概述

Arm Cortex-M TrustZone technology enables the system and the software to be partitioned into Secure and Normal worlds. Secure software can access both Secure and Non-secure memories and resources, while Normal software can only access Non-secure memories and resources. Users can refer to ARM’s documents for more information about TrustZone.

Read Protection (RDP) is used to protect security-critical code, which is implemented with Arm TrustZone technology. The security-critical code (KM4 secure image) is stored in the Flash with encrypted form. It would be decrypted in secure bootloader and loaded into secure SRAM protected by TrustZone. The key for decryption is stored in OTP, and can be accessed only by Secure IPsec (IPSEC-S).

RDP diagram

• RDP Encryption: configure KM4 secure image manifest (named manifest.json) to generate RDP image encrypted by AES-CBC.

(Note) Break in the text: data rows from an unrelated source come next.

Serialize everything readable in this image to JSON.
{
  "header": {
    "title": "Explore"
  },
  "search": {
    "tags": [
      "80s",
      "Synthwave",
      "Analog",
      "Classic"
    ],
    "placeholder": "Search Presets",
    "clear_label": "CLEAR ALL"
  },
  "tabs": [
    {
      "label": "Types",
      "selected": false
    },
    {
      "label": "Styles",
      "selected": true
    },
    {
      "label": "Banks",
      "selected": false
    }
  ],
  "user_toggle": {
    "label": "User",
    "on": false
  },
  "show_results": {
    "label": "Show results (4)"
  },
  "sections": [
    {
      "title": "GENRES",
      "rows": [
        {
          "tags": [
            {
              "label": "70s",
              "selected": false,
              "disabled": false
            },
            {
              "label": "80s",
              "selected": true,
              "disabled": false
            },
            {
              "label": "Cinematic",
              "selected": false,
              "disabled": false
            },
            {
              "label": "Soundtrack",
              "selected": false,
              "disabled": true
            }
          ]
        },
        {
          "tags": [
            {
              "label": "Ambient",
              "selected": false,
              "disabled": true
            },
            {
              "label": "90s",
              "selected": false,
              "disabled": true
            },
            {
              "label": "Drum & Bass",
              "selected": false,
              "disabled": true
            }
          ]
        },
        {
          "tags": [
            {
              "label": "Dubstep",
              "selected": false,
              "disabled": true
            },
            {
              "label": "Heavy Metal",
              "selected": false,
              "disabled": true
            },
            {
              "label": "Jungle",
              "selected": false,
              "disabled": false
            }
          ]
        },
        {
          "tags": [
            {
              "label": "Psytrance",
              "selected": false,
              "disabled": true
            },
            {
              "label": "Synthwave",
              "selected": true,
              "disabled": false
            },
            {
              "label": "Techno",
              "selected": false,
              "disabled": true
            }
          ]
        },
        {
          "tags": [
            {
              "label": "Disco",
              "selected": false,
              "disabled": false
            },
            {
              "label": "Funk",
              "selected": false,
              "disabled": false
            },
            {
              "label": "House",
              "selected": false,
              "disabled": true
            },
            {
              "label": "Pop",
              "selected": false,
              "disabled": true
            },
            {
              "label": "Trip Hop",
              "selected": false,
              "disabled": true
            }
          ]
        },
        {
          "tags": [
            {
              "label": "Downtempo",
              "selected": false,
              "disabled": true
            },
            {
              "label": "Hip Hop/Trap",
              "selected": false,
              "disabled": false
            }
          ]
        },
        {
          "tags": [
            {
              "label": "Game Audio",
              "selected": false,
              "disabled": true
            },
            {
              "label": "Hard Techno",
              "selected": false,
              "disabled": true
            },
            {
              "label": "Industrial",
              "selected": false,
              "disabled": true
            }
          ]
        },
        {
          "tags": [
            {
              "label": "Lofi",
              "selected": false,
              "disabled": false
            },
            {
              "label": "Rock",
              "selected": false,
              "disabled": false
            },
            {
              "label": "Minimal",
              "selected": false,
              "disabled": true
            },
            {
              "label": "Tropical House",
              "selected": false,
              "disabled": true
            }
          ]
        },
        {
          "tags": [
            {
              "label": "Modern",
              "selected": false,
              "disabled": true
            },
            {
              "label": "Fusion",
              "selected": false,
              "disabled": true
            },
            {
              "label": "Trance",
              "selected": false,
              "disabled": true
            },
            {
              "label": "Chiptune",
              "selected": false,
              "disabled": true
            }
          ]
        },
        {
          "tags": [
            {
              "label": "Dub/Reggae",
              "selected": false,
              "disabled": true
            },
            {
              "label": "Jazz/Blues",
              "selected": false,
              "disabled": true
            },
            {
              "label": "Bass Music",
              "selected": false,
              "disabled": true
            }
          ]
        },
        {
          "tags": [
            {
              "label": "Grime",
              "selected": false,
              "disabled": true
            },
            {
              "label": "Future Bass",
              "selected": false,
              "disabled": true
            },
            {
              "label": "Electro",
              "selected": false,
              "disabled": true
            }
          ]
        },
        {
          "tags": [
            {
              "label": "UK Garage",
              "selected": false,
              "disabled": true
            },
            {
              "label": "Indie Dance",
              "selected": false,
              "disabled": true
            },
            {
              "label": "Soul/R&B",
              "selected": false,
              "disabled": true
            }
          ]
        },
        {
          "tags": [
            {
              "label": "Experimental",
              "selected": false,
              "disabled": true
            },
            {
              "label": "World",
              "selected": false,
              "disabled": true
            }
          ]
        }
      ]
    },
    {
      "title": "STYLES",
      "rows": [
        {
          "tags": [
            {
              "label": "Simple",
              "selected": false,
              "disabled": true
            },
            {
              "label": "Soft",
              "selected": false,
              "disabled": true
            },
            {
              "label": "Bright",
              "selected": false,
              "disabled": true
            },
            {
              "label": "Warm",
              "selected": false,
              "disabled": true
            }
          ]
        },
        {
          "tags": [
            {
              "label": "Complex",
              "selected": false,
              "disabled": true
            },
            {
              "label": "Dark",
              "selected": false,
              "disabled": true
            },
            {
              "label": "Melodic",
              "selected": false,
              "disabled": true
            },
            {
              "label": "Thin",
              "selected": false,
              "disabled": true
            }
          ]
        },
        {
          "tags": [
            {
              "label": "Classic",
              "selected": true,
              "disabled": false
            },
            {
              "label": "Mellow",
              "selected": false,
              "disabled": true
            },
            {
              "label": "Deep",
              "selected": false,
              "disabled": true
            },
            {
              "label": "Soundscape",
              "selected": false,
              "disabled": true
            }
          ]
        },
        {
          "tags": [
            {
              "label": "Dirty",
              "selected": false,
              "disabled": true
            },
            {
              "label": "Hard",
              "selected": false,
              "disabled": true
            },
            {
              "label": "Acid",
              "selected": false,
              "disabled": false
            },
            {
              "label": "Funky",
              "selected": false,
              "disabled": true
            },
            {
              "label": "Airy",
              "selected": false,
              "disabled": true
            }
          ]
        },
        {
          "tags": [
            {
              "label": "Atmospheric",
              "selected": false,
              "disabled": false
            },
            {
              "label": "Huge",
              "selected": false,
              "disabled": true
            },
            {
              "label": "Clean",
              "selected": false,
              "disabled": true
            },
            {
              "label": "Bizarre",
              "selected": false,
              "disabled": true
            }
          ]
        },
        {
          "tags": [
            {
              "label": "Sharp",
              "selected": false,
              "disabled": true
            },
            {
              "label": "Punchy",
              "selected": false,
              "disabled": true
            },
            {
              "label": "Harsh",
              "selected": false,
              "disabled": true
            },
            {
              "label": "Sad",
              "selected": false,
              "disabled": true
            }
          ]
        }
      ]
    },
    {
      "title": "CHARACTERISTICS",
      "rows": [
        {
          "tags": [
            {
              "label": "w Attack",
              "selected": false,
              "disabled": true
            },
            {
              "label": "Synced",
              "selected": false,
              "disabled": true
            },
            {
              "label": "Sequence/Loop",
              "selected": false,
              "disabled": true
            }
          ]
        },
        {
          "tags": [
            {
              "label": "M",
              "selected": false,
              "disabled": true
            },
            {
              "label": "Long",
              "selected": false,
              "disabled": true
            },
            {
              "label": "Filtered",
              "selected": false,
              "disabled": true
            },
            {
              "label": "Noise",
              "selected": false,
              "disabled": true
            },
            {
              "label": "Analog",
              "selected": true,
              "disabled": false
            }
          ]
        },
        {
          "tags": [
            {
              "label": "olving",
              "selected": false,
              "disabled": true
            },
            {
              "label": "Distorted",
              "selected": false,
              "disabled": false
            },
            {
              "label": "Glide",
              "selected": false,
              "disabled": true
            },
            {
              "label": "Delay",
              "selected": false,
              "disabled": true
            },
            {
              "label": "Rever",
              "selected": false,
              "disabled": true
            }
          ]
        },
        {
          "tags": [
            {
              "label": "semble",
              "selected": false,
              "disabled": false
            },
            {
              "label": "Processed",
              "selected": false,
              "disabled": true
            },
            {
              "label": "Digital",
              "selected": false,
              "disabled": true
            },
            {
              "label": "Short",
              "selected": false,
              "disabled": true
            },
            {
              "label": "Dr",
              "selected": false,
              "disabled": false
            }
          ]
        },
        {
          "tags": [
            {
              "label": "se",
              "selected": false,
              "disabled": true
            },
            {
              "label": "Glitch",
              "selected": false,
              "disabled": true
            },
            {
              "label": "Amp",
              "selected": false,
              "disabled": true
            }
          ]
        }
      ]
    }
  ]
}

• Flash Encrypt Area: used to store encrypted RDP image. The address field in image header gives the secure address to be loaded to.

• RAM Secure Area: defined by users with TrustZone MPC entries.

• IPSEC-S: RDP image will be decrypted and DMA to RAM Secure Area safely using Secure IPsec when boot. IPSEC-S is designed to be able to access TrustZone Secure World.

• RDP Key: stored in OTP security zone. After program R/W protection bits, RDP key can be accessed only by IPSEC-S. Security boot code will fetch this key from OTP and load it into IPSEC-S for decryption.